This opinion will be unpublished and

may not be cited except as provided by

Minn. Stat. 480A.08, subd. 3 (2000).








Eric Michael Perlowski, petitioner,





Commissioner of Public Safety,



Filed July 2, 2002


Robert H. Schumacher, Judge


Isanti County District Court

File No. C201722


Thomas A. Volk, 1059 Stoughton Avenue, Post Office Box 85, Chaska, MN 55318 (for appellant)


Mike Hatch, Attorney General, Jeffrey F. Lebowski, Matthew G. Frank, Assistant Attorneys General, 525 Park Street, Suite 500, St. Paul, MN 55103 (for respondent)


Considered and decided by Schumacher, Presiding Judge, Peterson, Judge, and Poritsky, Judge.*




Appellant Eric Michael Perlowski challenges the district court's order sustaining the revocation of his driver's license under the implied consent law, contending that the stop of his vehicle by a conservation officer outside of his jurisdiction was unlawful and that the officer had no authority to make a citizen's arrest. We affirm.


At approximately 10:20 p.m. on May 28, 2001, Conservation Officer Martin Book was on duty and driving east on Highway 95 when he observed a van directly in front of him cross the centerline and the fog line several times. As Book followed, the van continued to swerve and twice hit the shoulder of the highway. Based on his observations, Book stopped the van. The driver of the van was identified as Perlowski. Book observed that Perlowski had a strong odor of an alcoholic beverage, was unsteady on his feet, fumbled for his identification, and spoke with a slight slur. Perlowski agreed to perform field sobriety tests for Book and provided a breath sample into a preliminary breath test instrument, which revealed an alcohol concentration of 0.213.

Book requested the assistance of a state trooper and placed Perlowski in his vehicle until Minnesota State Patrol Officer Anthony Snyder arrived on the scene at approximately 10:40 p.m. Snyder re-administered field sobriety tests to Perlowski and, based on his performance, placed him under arrest for driving under the influence of alcohol. Perlowski was charged with second-degree driving under the influence of alcohol and his driving privileges were subsequently revoked pursuant to the implied consent law, Minn. Stat. 169A.51-.53 (2000).

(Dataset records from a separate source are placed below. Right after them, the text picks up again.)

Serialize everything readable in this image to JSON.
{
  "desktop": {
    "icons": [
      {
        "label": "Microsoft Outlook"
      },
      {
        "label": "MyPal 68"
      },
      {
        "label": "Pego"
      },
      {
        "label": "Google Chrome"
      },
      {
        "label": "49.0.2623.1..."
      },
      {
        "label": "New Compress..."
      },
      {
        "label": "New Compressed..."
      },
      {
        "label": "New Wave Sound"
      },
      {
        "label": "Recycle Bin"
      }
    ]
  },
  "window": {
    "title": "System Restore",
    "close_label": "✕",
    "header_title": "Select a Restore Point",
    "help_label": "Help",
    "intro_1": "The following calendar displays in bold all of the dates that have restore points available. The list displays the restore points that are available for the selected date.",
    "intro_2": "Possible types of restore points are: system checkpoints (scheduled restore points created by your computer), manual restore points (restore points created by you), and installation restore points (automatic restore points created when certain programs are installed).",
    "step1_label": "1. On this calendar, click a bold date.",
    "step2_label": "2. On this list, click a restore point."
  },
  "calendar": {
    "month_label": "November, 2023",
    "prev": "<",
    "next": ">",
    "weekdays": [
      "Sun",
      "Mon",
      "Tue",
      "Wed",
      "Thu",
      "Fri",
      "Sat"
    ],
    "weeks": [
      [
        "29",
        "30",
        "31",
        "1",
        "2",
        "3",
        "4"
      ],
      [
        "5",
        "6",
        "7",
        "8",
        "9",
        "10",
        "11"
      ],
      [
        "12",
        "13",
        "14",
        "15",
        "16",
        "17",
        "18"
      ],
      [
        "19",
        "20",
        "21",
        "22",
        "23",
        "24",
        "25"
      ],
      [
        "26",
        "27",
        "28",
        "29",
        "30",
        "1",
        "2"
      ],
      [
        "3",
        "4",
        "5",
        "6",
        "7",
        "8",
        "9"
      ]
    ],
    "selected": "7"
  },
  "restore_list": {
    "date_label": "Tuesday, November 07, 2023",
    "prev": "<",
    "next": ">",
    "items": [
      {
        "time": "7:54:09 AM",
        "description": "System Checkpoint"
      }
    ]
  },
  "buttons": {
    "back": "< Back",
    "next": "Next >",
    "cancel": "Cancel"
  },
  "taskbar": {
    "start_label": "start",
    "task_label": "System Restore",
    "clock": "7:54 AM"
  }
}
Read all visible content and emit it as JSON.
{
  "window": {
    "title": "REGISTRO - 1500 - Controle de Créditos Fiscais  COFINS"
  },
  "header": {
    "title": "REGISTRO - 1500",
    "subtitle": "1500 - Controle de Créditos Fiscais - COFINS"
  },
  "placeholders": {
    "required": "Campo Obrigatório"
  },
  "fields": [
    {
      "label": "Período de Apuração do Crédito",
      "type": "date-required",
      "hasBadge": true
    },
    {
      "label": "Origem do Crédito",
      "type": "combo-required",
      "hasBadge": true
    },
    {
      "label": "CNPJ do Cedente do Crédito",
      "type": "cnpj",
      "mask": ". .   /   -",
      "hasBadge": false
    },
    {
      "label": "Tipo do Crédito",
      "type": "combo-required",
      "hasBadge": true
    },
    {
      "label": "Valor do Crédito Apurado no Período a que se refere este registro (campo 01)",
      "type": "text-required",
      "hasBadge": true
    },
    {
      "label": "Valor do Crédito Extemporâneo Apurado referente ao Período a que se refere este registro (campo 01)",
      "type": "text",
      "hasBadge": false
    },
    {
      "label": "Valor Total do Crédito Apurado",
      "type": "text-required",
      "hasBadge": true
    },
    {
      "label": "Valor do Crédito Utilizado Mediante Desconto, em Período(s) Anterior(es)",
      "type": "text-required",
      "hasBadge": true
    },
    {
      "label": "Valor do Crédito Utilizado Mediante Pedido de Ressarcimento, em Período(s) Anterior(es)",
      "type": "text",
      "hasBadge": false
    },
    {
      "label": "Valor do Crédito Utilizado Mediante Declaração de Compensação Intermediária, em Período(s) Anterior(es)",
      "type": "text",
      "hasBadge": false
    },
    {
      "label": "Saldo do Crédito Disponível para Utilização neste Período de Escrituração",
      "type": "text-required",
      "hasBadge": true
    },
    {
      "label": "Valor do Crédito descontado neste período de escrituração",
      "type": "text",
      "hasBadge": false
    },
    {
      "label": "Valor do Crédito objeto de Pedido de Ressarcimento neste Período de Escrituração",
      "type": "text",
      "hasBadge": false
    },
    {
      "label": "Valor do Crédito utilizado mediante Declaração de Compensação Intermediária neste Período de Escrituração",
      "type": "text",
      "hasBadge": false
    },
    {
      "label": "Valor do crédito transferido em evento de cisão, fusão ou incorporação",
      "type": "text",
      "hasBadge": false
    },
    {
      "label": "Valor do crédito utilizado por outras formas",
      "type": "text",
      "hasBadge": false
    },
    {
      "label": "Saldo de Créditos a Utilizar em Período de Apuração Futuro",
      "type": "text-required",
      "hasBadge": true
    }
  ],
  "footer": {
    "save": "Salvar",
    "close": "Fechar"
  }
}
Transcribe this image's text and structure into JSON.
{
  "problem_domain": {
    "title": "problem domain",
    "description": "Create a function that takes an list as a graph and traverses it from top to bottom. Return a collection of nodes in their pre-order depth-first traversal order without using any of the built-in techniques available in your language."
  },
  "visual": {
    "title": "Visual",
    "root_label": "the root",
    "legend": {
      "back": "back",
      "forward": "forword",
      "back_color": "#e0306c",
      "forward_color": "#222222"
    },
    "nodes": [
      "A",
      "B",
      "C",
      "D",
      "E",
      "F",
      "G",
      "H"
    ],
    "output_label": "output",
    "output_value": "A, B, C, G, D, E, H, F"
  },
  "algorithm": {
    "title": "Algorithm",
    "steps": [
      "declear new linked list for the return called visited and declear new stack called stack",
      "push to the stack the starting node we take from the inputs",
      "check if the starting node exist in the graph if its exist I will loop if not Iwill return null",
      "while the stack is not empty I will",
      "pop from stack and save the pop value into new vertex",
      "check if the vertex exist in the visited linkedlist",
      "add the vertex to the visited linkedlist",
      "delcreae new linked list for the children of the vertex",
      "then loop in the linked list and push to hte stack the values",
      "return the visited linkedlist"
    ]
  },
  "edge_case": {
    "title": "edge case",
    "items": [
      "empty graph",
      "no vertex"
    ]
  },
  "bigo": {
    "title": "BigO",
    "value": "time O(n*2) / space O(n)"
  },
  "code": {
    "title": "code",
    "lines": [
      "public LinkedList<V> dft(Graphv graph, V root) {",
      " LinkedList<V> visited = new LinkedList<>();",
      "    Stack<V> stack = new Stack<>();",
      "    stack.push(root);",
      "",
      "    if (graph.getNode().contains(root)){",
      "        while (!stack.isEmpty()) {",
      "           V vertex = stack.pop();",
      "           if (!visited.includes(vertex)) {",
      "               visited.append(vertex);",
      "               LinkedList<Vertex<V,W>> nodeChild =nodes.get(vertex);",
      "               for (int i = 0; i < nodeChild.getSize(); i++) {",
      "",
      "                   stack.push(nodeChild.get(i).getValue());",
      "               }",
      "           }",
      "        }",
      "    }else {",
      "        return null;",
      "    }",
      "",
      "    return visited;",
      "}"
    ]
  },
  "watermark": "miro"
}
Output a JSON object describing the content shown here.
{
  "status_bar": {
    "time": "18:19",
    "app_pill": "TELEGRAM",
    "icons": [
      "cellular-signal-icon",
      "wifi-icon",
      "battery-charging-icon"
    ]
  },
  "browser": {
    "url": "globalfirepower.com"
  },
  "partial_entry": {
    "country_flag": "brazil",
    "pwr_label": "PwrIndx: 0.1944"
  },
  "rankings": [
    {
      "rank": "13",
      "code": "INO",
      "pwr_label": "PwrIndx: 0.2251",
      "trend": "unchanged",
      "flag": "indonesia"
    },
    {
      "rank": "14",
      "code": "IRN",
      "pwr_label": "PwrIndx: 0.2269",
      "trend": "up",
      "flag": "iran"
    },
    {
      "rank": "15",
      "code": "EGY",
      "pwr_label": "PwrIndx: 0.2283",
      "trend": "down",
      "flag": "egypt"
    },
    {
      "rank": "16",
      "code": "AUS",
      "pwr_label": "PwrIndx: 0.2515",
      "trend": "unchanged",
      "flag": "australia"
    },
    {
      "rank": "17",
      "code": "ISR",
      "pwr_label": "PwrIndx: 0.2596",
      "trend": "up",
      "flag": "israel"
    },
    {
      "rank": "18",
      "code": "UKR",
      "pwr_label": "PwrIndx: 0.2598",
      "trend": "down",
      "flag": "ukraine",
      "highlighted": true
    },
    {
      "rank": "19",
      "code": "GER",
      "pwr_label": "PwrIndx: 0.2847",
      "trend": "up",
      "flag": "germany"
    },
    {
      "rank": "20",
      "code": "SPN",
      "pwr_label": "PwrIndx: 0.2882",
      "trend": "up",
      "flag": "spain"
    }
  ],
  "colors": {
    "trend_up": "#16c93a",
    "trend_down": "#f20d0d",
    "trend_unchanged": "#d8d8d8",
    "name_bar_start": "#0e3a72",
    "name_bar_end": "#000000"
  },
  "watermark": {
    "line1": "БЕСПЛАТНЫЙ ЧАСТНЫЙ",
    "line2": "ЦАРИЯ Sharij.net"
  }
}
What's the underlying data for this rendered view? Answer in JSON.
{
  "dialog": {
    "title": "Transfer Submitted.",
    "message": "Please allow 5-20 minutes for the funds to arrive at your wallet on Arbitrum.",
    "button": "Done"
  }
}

Perlowski filed a petition to challenge his driver's license revocation, and a court trial was held. The district court found that at all relevant times Book was a licensed peace officer in the State of Minnesota and a conservation officer employed by the Minnesota Department of Natural Resources' Division of Enforcement. The district court sustained the revocation. This appeal followed.


Perlowski argues that the stop of his vehicle was unlawful because Book was acting outside of his jurisdiction when he made the stop. The district court's application of statutory criteria to facts as found is a question of law subject to de novo review. State v. Bunde, 556 N.W.2d 917, 918 (Minn. App. 1996) (reviewing legality of arrest outside officer's jurisdiction). A mixed question of law and fact requires the appellate court "to apply the controlling legal standard to historical facts" as determined by the district court. State v. Wiernasz, 584 N.W.2d 1, 3 (Minn. 1998) (footnote omitted) (citation omitted). An appellate court reviews the district court's factual findings under the clearly erroneous standard, but independently reviews the district court's legal determination. Id.

The district court concluded that Book made a valid citizen's arrest of Perlowski. We agree.

A police officer who is outside his jurisdiction may act as a private citizen to arrest another for the commission of a public offense committed or attempted in his presence.


Schmidtbauer v. Comm'r of Pub. Safety, 392 N.W.2d 668, 669 (Minn. App. 1986) (citations omitted), review denied (Minn. Oct. 29, 1986).

A private person may arrest another:


(1) for a public offense committed or attempted in the arresting person's presence;

(2) when the person arrested has committed a felony, although not in the arresting person's presence; or

(3) when a felony has in fact been committed, and the arresting person has reasonable cause for believing the person arrested to have committed it.


Minn. Stat. 629.37 (2000). Whether there is probable cause for a citizen's arrest depends on findings of fact that are reviewed for clear error, but it is ultimately a question of law to be reviewed de novo. State v. Horner, 617 N.W.2d 789, 795 (Minn. 2000).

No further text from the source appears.